Mahkemenin kaldırma kararı sonrasında yeniden yapılan yargılama sonucunda yukarıda tarih ve sayısı belirtilen kararı ile; taraflara 28.07.2020 tarihli tensip zaptı ve İstanbul Bölge Adliye Mahkemesi kaldırma kararı ekli duruşma gün ve saatini bildirir tebligat çıkarıldığı, davacıya 25.08.2020 tarihinde usulüne uygun şekilde tebliğ edildiği bu suretle davacının 30.09.2020 tarihli duruşma gününden haberdar olduğu halde duruşmaya gelmediği, geçerli bir mazeret de bildirmediği, davalı ... vekili ve davalı ... vekilinin sundukları mazeret dilekçelerinde duruşmanın yokluklarında yapılarak davanın reddine karar verilmesini talep ettikleri, 30.09.2020 tarihli celseye katılan davalı ... Mal Müdürlüğü temsilcisinin davayı takip etmediklerini beyan ettiği, 30.09.2020 tarihli celsede HMK'nın 150 nci maddesi uyarınca dosyanın işlemden kaldırılmasına karar verildiği, dosyanın yenilenmesi için hak düşürücü nitelikte olan üç aylık süre içinde taraflardan birince başvuru yapılmadığı gerekçesiyle HMK'nın 150/5 inci maddesi gereğince davanın açılmamış sayılmasına karar verilmiştir.

IV. İSTİNAF

A. İstinaf Yoluna Başvuranlar

İlk Derece Mahkemesinin yukarıda belirtilen kararına karşı süresi içinde davacı istinaf başvurusunda bulunmuştur.

B. İstinaf Sebepleri

Davacı istinaf dilekçesinde özetle; kararın usul ve yasaya aykırı olduğunu, eşinin ağır derecede hastalandığını, hastahanelerde bulunmasından dolayı davayı takip edemediğini belirterek kararın kaldırılmasını istemiştir.

C. Gerekçe ve Sonuç

İstanbul Bölge Adliye Mahkemesi 6. Hukuk Dairesinin 19.10.2022 tarihli ve 2021/1845 Esas, 2022/2219 Karar sayılı kararıyla; davacıya duruşma gününün yöntemine uygun tebliğ edildiği, duruşmaya davacının katılmadığı, hazır olan davalı temsilcisinin de davayı takip etmeyeceklerini bildirdiği, HMK'nın 150/1 inci maddesi gereğince dosyanın işlemden kaldırılmasına karar verilmesinden sonra dosyanın üç ay içerisinde yenilenmediği, İlk Derece Mahkemesi kararında isabetsizlik bulunmadığı gerekçesiyle davacının istinaf başvurusunun HMK'nın 353/1-b.1 inci maddesi uyarınca esastan reddine karar verilmiştir.

V. TEMYİZ

A. Temyiz Yoluna Başvuranlar

Bölge Adliye Mahkemesinin yukarıda belirtilen kararına karşı süresi içinde davacı temyiz isteminde bulunmuştur.

B. Temyiz Sebepleri

Davacı, istinaf talepli dilekçesinde ileri sürdüğü nedenleri tekrarla kararın bozulmasını istemiştir.

C. Gerekçe

1. Uyuşmazlık ve Hukuki Nitelendirme

Dava, tapusuz taşınmazın tescili istemine ilişkindir.

2. İlgili Hukuk

6100 sayılı Hukuk Muhakemeleri Kanunu'nun 150 nci maddesi,

3. Değerlendirme

1. Bölge adliye mahkemelerinin nihai kararlarının bozulması 6100 sayılı Kanun'un 371 inci maddesinde yer alan sebeplerden birinin varlığı hâlinde mümkündür.

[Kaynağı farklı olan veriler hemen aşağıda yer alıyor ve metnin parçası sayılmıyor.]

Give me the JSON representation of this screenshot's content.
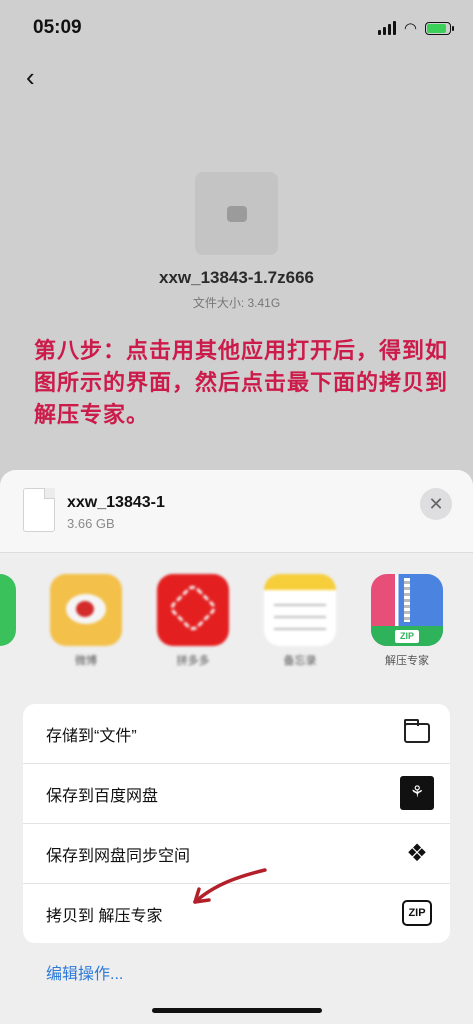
{
  "status": {
    "time": "05:09"
  },
  "file": {
    "name": "xxw_13843-1.7z666",
    "size": "文件大小: 3.41G"
  },
  "note": "第八步：点击用其他应用打开后，得到如图所示的界面，然后点击最下面的拷贝到解压专家。",
  "sheet": {
    "title": "xxw_13843-1",
    "subtitle": "3.66 GB",
    "apps": [
      {
        "label": "微博",
        "icon": "weibo-icon"
      },
      {
        "label": "拼多多",
        "icon": "pinduoduo-icon"
      },
      {
        "label": "备忘录",
        "icon": "notes-icon"
      },
      {
        "label": "解压专家",
        "icon": "unzip-expert-icon"
      }
    ],
    "actions": [
      {
        "label": "存储到“文件”",
        "icon": "folder-icon"
      },
      {
        "label": "保存到百度网盘",
        "icon": "baidu-netdisk-icon"
      },
      {
        "label": "保存到网盘同步空间",
        "icon": "sync-space-icon"
      },
      {
        "label": "拷贝到 解压专家",
        "icon": "zip-icon"
      }
    ],
    "edit_label": "编辑操作..."
  },
  "colors": {
    "note": "#cc1b4a",
    "link": "#2d7ad8",
    "accent_red": "#e41f1f",
    "arrow": "#b3202a"
  }
}
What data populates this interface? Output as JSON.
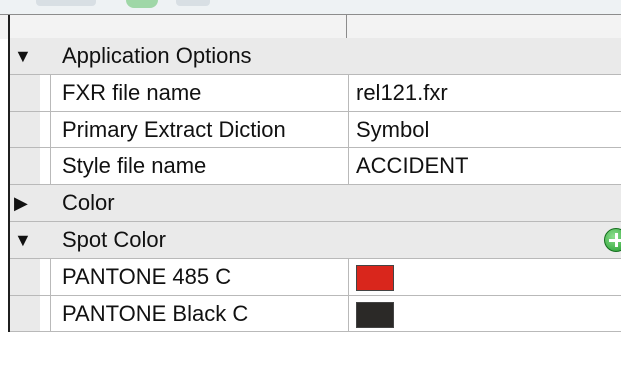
{
  "grid": {
    "categories": {
      "application_options": {
        "label": "Application Options",
        "expanded": true,
        "properties": [
          {
            "name": "FXR file name",
            "value": "rel121.fxr"
          },
          {
            "name": "Primary Extract Diction",
            "value": "Symbol"
          },
          {
            "name": "Style file name",
            "value": "ACCIDENT"
          }
        ]
      },
      "color": {
        "label": "Color",
        "expanded": false
      },
      "spot_color": {
        "label": "Spot Color",
        "expanded": true,
        "add_icon": "add-green-plus-icon",
        "properties": [
          {
            "name": "PANTONE 485 C",
            "swatch_color": "#d9261c"
          },
          {
            "name": "PANTONE Black C",
            "swatch_color": "#2b2927"
          }
        ]
      }
    }
  },
  "icons": {
    "expanded": "▼",
    "collapsed": "▶"
  }
}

2. Temyizen incelenen karar, tarafların karşılıklı iddia ve savunmalarına, dayandıkları belgelere, uyuşmazlığa uygulanması gereken hukuk kuralları ile hukuki ilişkinin nitelendirilmesine, dava şartlarına, yargılama kuralları ile kararda belirtilen gerekçelere göre usul ve kanuna uygun olup davacı tarafından temyiz dilekçesinde ileri sürülen nedenler kararın bozulmasını gerektirecek nitelikte görülmemiştir.

VI. KARAR

Açıklanan sebeplerle;

Davacının temyiz itirazının reddi ile Bölge Adliye Mahkemesi kararının 6100 sayılı Kanun'un 370 inci maddesinin birinci fıkrası uyarınca ONANMASINA,

Aşağıda yazılı 346,90 TL bakiye temyiz giderinin temyiz edene yükletilmesine,

Dosyanın İlk Derece Mahkemesine, kararın bir örneğinin Bölge Adliye Mahkemesine gönderilmesine,

02.07.2024 tarihinde kesin olmak üzere oy birliğiyle karar verildi.